UW students to the rescue after devastating quake in China

UW student Steve Margitan hands out candy to children in the quake zone.

In a world full of nonprofit organizations with vague, abstract and sometimes grandiose names, it’s hard not to love China Earthquake Aid. The charitable group set up by two UW students after the May 12 earthquake in China’s Sichuan Province has been as no-nonsense as its name, raising $65,000 for children in the disaster zone and winning a prestigious award. The Foundation for International Understanding Through Students, founded in the 1940s and based at the UW, recently recognized China Earthquake Aid with its Shigemura Award for International Understanding.

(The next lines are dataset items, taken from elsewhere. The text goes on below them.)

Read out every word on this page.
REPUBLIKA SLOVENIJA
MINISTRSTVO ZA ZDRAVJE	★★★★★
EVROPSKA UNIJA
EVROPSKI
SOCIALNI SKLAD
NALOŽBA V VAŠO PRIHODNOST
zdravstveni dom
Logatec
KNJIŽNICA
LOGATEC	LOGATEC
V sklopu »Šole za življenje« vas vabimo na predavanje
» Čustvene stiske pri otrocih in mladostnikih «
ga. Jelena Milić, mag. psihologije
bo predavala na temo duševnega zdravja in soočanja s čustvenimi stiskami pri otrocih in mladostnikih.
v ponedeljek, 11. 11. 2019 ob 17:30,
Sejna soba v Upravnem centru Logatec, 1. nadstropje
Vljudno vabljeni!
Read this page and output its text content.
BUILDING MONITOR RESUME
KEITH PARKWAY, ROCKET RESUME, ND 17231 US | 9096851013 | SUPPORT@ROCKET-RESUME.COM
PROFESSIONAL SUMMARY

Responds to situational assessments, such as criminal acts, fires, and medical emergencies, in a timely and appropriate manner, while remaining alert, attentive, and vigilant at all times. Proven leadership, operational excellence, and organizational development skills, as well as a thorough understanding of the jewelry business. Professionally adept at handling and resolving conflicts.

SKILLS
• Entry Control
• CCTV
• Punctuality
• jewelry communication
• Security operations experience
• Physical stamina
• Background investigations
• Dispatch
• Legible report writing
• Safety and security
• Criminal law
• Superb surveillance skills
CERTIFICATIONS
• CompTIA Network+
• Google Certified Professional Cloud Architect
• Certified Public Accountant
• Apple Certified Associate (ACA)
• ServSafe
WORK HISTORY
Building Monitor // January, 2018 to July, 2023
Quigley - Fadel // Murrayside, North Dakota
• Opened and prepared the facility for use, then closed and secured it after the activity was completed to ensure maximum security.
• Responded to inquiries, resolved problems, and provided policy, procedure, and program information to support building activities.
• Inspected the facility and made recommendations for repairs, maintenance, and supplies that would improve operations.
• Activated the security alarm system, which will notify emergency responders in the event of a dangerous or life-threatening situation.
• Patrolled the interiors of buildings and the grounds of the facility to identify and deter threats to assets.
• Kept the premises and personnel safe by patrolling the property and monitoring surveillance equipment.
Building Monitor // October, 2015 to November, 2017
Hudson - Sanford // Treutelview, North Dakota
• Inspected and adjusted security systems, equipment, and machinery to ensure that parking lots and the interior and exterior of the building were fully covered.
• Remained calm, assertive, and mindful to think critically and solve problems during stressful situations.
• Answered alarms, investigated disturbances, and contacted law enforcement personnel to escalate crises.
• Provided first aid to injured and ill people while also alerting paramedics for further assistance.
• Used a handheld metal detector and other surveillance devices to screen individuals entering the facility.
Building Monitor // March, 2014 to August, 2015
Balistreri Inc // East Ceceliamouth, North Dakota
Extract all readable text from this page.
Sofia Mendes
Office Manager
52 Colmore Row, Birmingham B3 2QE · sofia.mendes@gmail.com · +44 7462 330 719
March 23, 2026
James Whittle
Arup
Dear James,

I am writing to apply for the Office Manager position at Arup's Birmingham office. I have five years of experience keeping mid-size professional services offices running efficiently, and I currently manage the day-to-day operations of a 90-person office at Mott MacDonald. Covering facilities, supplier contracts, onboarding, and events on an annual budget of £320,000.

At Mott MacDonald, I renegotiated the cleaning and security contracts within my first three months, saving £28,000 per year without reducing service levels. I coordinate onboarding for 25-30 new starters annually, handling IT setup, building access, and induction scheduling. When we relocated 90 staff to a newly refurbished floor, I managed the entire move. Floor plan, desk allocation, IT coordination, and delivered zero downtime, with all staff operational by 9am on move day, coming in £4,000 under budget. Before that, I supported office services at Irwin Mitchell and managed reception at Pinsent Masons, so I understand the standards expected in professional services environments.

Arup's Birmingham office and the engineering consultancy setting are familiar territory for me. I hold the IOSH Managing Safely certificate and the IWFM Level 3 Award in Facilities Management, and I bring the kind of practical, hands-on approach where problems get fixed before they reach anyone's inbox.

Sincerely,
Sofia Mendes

Steve Margitan and Geoff Morgan were studying at Sichuan University when the earthquake hit. They and five other students from that university and the UW quickly raised $8,500, then used it to distribute several hundred pounds of school supplies, some 900 English/Chinese dictionaries and 10 pounds of candy to students in Dujiangyan, the city closest to the epicenter of the 7.9-magnitude earthquake.

They also asked friends, family and former teachers to send cards and letters for the children of Dujiangyan. Word spread, and they ended up with 5,700 notes—a stack about three feet high. “We got cards and letters from people and places we had never heard of,” Margitan says.

Subsequent donations totaled more than $56,000 — funds that Margitan and Morgan hope will help them open a teacher resource center in the earthquake region.